The figure compares to a 3% growth estimate to 14,550 million tonnes reported in July.
In its latest NR report, covering the months of August and September, the association linked the anticipated slower growth to “the substantial downward revision” of production volume in Thailand.
According to ANRPC figures, Thailand has now lowered its production forecast from 4,908 million tonnes to 4,799 million tonnes for the year.
The report did not provide a reason for the decline in Thai figures.
During August and September, ANRPC noted, the accumulated global production of NR recorded an increase of 71,000 tonnes year-on-year to 2.693 million tonnes.
Month-on-month, production improved from 1,251 million tonnes in July to 1,313 million tonnes in August and 1,380 million tonnes in September, the association added.
On the demand side, the association noted an 85,000-tonne increase in consumption to 2,456 million tonnes during the same reference period.
Furthermore, ANRPC expects total demand to increase at a rate of 2.3% to 14,786 million tonnes, considerably lower than a 3.7% growth estimate to 14,972 million tonnes reported in July.
In August, demand edged lower from 1,216 million tonnes in July to 1,189 million tonnes, said ANRPC.
The association linked the weaker figure mainly to a “lower-than-expected” demand from non-ANRPC members.
Despite a slight improvement in demand from China, India’s consumption rate fell during the month of August, as the country reported a 0.2 point lower PMI at 56.4.

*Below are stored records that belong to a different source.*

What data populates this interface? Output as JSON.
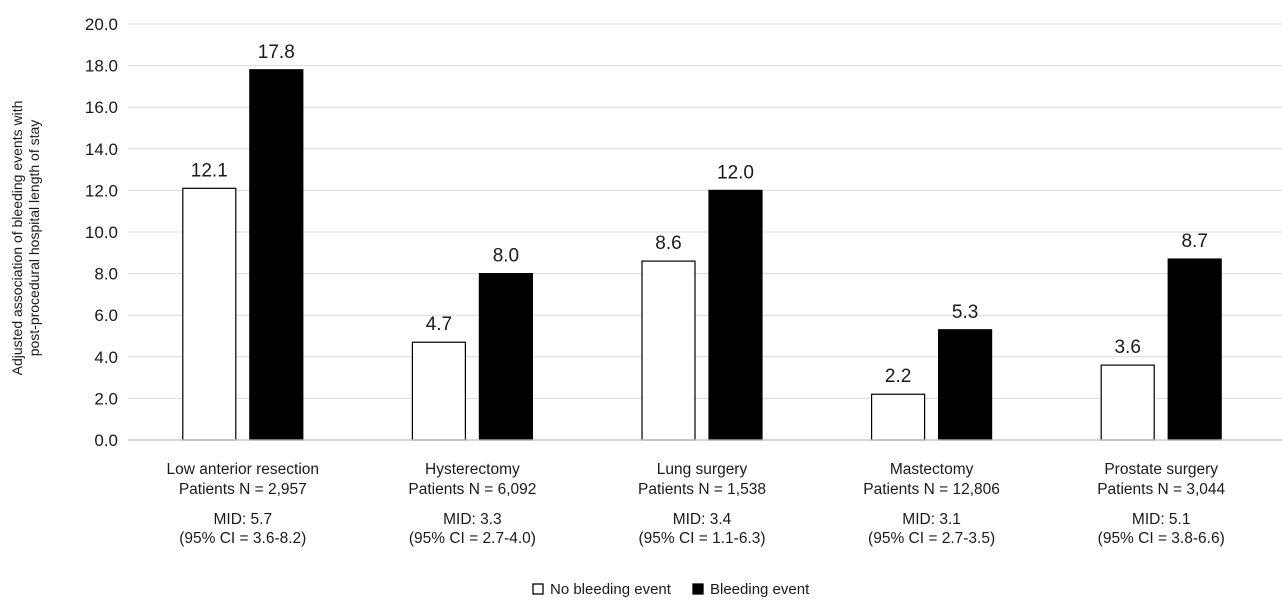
{
  "chart_data": {
    "type": "bar",
    "ylabel_lines": [
      "Adjusted association of bleeding events with",
      "post-procedural hospital length of stay"
    ],
    "ylim": [
      0,
      20
    ],
    "yticks": [
      "0.0",
      "2.0",
      "4.0",
      "6.0",
      "8.0",
      "10.0",
      "12.0",
      "14.0",
      "16.0",
      "18.0",
      "20.0"
    ],
    "grid": true,
    "legend_position": "bottom-center",
    "categories": [
      {
        "name": "Low anterior resection",
        "patients": "Patients N = 2,957",
        "mid": "MID: 5.7",
        "ci": "(95% CI = 3.6-8.2)"
      },
      {
        "name": "Hysterectomy",
        "patients": "Patients N = 6,092",
        "mid": "MID: 3.3",
        "ci": "(95% CI = 2.7-4.0)"
      },
      {
        "name": "Lung surgery",
        "patients": "Patients N = 1,538",
        "mid": "MID: 3.4",
        "ci": "(95% CI = 1.1-6.3)"
      },
      {
        "name": "Mastectomy",
        "patients": "Patients N = 12,806",
        "mid": "MID: 3.1",
        "ci": "(95% CI = 2.7-3.5)"
      },
      {
        "name": "Prostate surgery",
        "patients": "Patients N = 3,044",
        "mid": "MID: 5.1",
        "ci": "(95% CI = 3.8-6.6)"
      }
    ],
    "series": [
      {
        "name": "No bleeding event",
        "fill": "#ffffff",
        "stroke": "#000000",
        "values": [
          12.1,
          4.7,
          8.6,
          2.2,
          3.6
        ],
        "labels": [
          "12.1",
          "4.7",
          "8.6",
          "2.2",
          "3.6"
        ]
      },
      {
        "name": "Bleeding event",
        "fill": "#000000",
        "stroke": "#000000",
        "values": [
          17.8,
          8.0,
          12.0,
          5.3,
          8.7
        ],
        "labels": [
          "17.8",
          "8.0",
          "12.0",
          "5.3",
          "8.7"
        ]
      }
    ],
    "colors": {
      "grid": "#d9d9d9",
      "axis": "#bfbfbf"
    }
  }
}
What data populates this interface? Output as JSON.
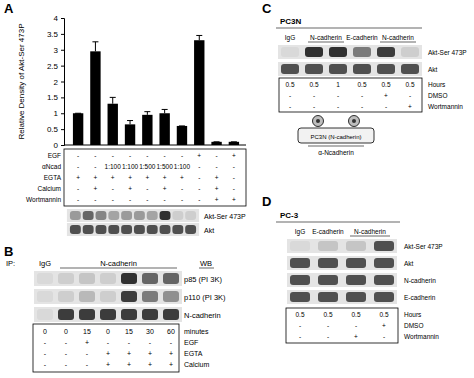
{
  "chart_data": {
    "type": "bar",
    "y_label": "Relative Density of Akt-Ser 473P",
    "categories": [
      null,
      null,
      null,
      null,
      null,
      null,
      null,
      null,
      null,
      null
    ],
    "values": [
      1,
      2.95,
      1.3,
      0.65,
      0.95,
      1,
      0.6,
      3.3,
      0.1,
      0.1
    ],
    "errors": [
      0,
      0.3,
      0.2,
      0.12,
      0.1,
      0.12,
      0,
      0.15,
      0,
      0
    ],
    "color": "#000000",
    "ylim": [
      0,
      4
    ],
    "yticks": [
      0,
      0.5,
      1,
      1.5,
      2,
      2.5,
      3,
      3.5,
      4
    ],
    "tick_labels": "y"
  },
  "panel_a": {
    "label": "A",
    "conditions": [
      {
        "label": "EGF",
        "values": [
          "-",
          "-",
          "-",
          "-",
          "-",
          "-",
          "-",
          "+",
          "-",
          "+"
        ]
      },
      {
        "label": "αNcad",
        "values": [
          "-",
          "-",
          "1:100",
          "1:100",
          "1:500",
          "1:500",
          "1:100",
          "-",
          "-",
          "-"
        ]
      },
      {
        "label": "EGTA",
        "values": [
          "+",
          "+",
          "+",
          "+",
          "+",
          "+",
          "+",
          "-",
          "+",
          "-"
        ]
      },
      {
        "label": "Calcium",
        "values": [
          "-",
          "+",
          "-",
          "+",
          "-",
          "+",
          "-",
          "-",
          "+",
          "-"
        ]
      },
      {
        "label": "Wortmannin",
        "values": [
          "-",
          "-",
          "-",
          "-",
          "-",
          "-",
          "-",
          "-",
          "+",
          "+"
        ]
      }
    ],
    "blot": [
      {
        "label": "Akt-Ser 473P",
        "band_intensity": [
          0.35,
          0.6,
          0.45,
          0.3,
          0.35,
          0.35,
          0.3,
          0.85,
          0.1,
          0.1
        ]
      },
      {
        "label": "Akt",
        "band_intensity": [
          0.7,
          0.7,
          0.7,
          0.7,
          0.7,
          0.7,
          0.7,
          0.7,
          0.7,
          0.7
        ]
      }
    ]
  },
  "panel_b": {
    "label": "B",
    "ip_label": "IP:",
    "wb_label": "WB",
    "groups": [
      {
        "label": "IgG",
        "lane_count": 1
      },
      {
        "label": "N-cadherin",
        "lane_count": 6
      }
    ],
    "blot": [
      {
        "label": "p85 (PI 3K)",
        "band_intensity": [
          0.05,
          0.1,
          0.15,
          0.1,
          0.85,
          0.6,
          0.6
        ]
      },
      {
        "label": "p110 (PI 3K)",
        "band_intensity": [
          0.05,
          0.1,
          0.2,
          0.1,
          0.8,
          0.5,
          0.4
        ]
      },
      {
        "label": "N-cadherin",
        "band_intensity": [
          0.05,
          0.8,
          0.8,
          0.8,
          0.8,
          0.8,
          0.8
        ]
      }
    ],
    "conditions": [
      {
        "label": "minutes",
        "values": [
          0,
          0,
          15,
          0,
          15,
          30,
          60
        ]
      },
      {
        "label": "EGF",
        "values": [
          "-",
          "-",
          "+",
          "-",
          "-",
          "-",
          "-"
        ]
      },
      {
        "label": "EGTA",
        "values": [
          "-",
          "-",
          "-",
          "+",
          "+",
          "+",
          "+"
        ]
      },
      {
        "label": "Calcium",
        "values": [
          "-",
          "-",
          "-",
          "+",
          "+",
          "+",
          "+"
        ]
      }
    ]
  },
  "panel_c": {
    "label": "C",
    "cell_line": "PC3N",
    "groups": [
      {
        "label": "IgG",
        "lane_count": 1
      },
      {
        "label": "N-cadherin",
        "lane_count": 2
      },
      {
        "label": "E-cadherin",
        "lane_count": 1
      },
      {
        "label": "N-cadherin",
        "lane_count": 2
      }
    ],
    "blot": [
      {
        "label": "Akt-Ser 473P",
        "band_intensity": [
          0.05,
          0.85,
          0.85,
          0.5,
          0.8,
          0.1
        ]
      },
      {
        "label": "Akt",
        "band_intensity": [
          0.7,
          0.7,
          0.7,
          0.7,
          0.7,
          0.7
        ]
      }
    ],
    "conditions": [
      {
        "label": "Hours",
        "values": [
          0.5,
          0.5,
          1,
          0.5,
          0.5,
          0.5
        ]
      },
      {
        "label": "DMSO",
        "values": [
          "-",
          "-",
          "-",
          "-",
          "+",
          "-"
        ]
      },
      {
        "label": "Wortmannin",
        "values": [
          "-",
          "-",
          "-",
          "-",
          "-",
          "+"
        ]
      }
    ],
    "cartoon": {
      "cell_label": "PC3N (N-cadherin)",
      "antibody_label": "α-Ncadherin"
    }
  },
  "panel_d": {
    "label": "D",
    "cell_line": "PC-3",
    "groups": [
      {
        "label": "IgG",
        "lane_count": 1
      },
      {
        "label": "E-cadherin",
        "lane_count": 1
      },
      {
        "label": "N-cadherin",
        "lane_count": 2
      }
    ],
    "blot": [
      {
        "label": "Akt-Ser 473P",
        "band_intensity": [
          0.05,
          0.15,
          0.15,
          0.7
        ]
      },
      {
        "label": "Akt",
        "band_intensity": [
          0.7,
          0.7,
          0.7,
          0.7
        ]
      },
      {
        "label": "N-cadherin",
        "band_intensity": [
          0.7,
          0.7,
          0.7,
          0.7
        ]
      },
      {
        "label": "E-cadherin",
        "band_intensity": [
          0.7,
          0.7,
          0.7,
          0.7
        ]
      }
    ],
    "conditions": [
      {
        "label": "Hours",
        "values": [
          0.5,
          0.5,
          0.5,
          0.5
        ]
      },
      {
        "label": "DMSO",
        "values": [
          "-",
          "-",
          "-",
          "+"
        ]
      },
      {
        "label": "Wortmannin",
        "values": [
          "-",
          "-",
          "+",
          "-"
        ]
      }
    ]
  }
}
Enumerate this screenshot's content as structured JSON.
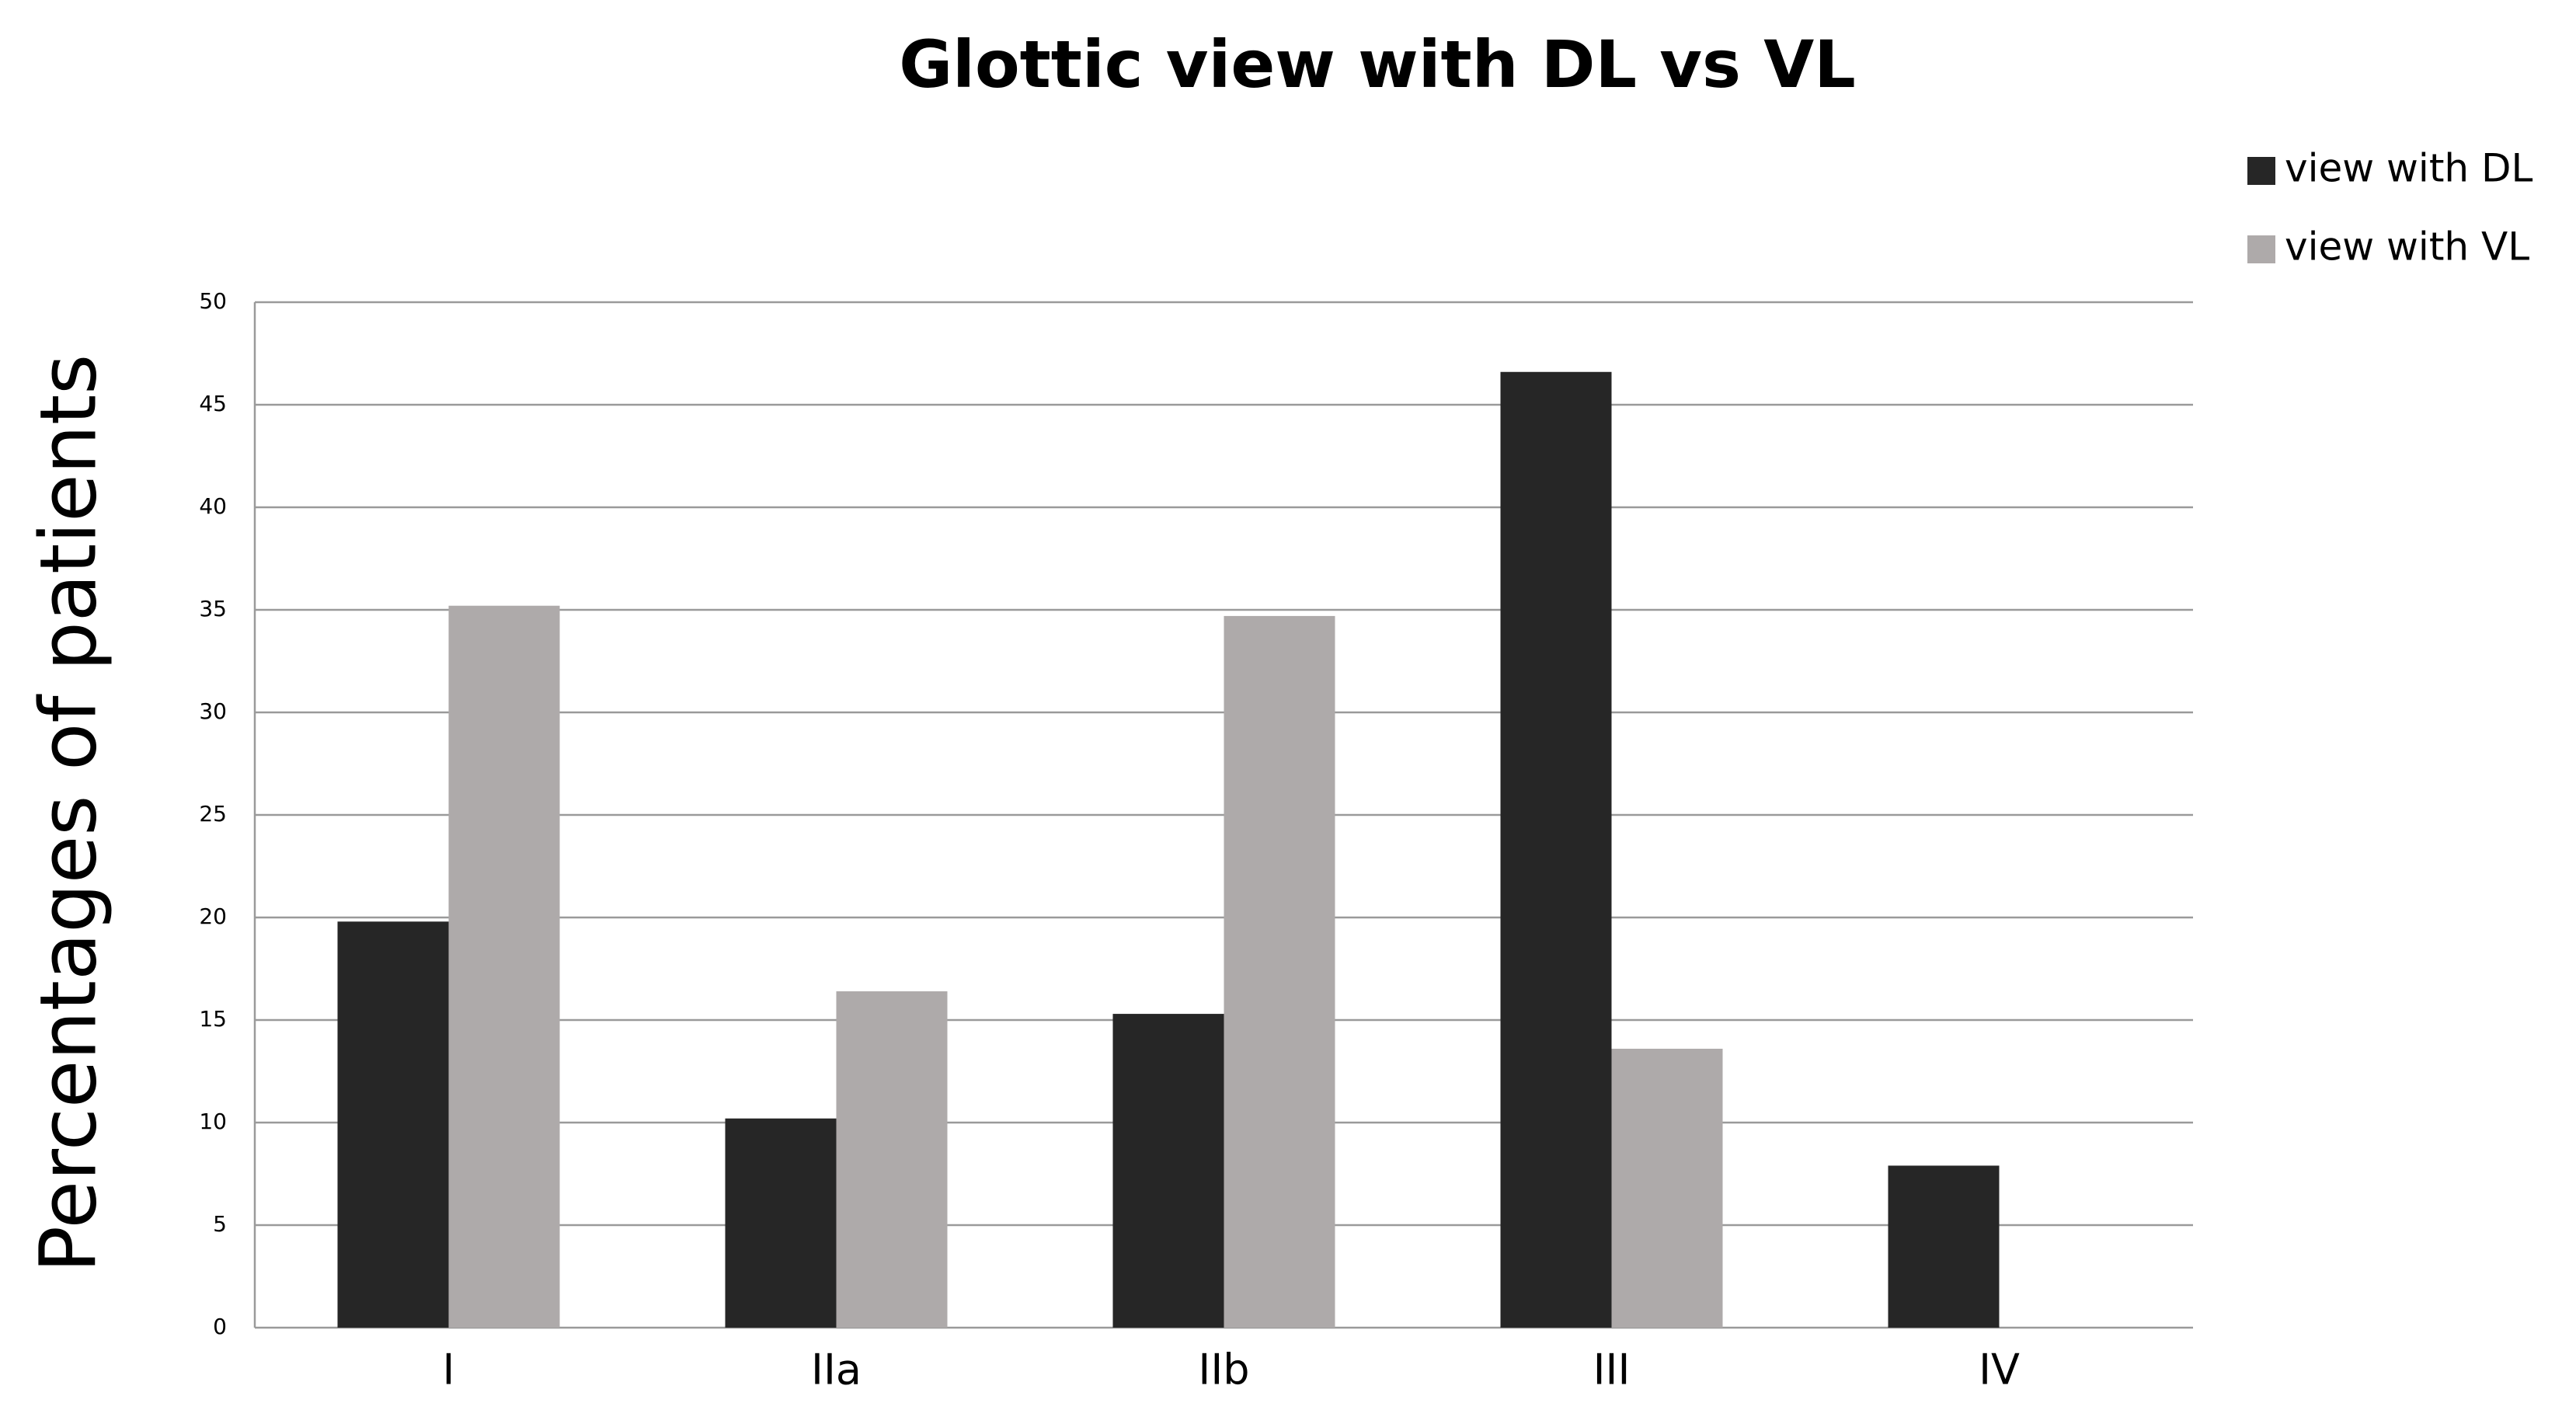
{
  "chart_data": {
    "type": "bar",
    "title": "Glottic view with DL vs VL",
    "y_label": "Percentages of patients",
    "categories": [
      "I",
      "IIa",
      "IIb",
      "III",
      "IV"
    ],
    "series": [
      {
        "name": "view with DL",
        "color": "#262626",
        "values": [
          19.8,
          10.2,
          15.3,
          46.6,
          7.9
        ]
      },
      {
        "name": "view with VL",
        "color": "#aeaaaa",
        "values": [
          35.2,
          16.4,
          34.7,
          13.6,
          0
        ]
      }
    ],
    "ylim": [
      0,
      50
    ],
    "yticks": [
      0,
      5,
      10,
      15,
      20,
      25,
      30,
      35,
      40,
      45,
      50
    ],
    "grid": true,
    "legend": "top-right"
  }
}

“The global automotive outlook will be bearish as estimated by Moody due to the high cost of living,” said the ANRPC report.
Salary increases, it went on to say, cannot offset higher vehicle prices due to costlier production along the entire supply chain amid the interest rates hikes.
However, the association said the higher cost of living would not entirely stop the automotive industry, especially the domestic markets in China and India, which are two major NR consuming countries.
India’s automotive industry has outperformed the global outlook as predicted by Moody, reporting a 26.4% year-on-year increase in new car registration figures in August.
In addition, ANRPC said, the stimulus packages by government of China could help the recovery in rubber industry.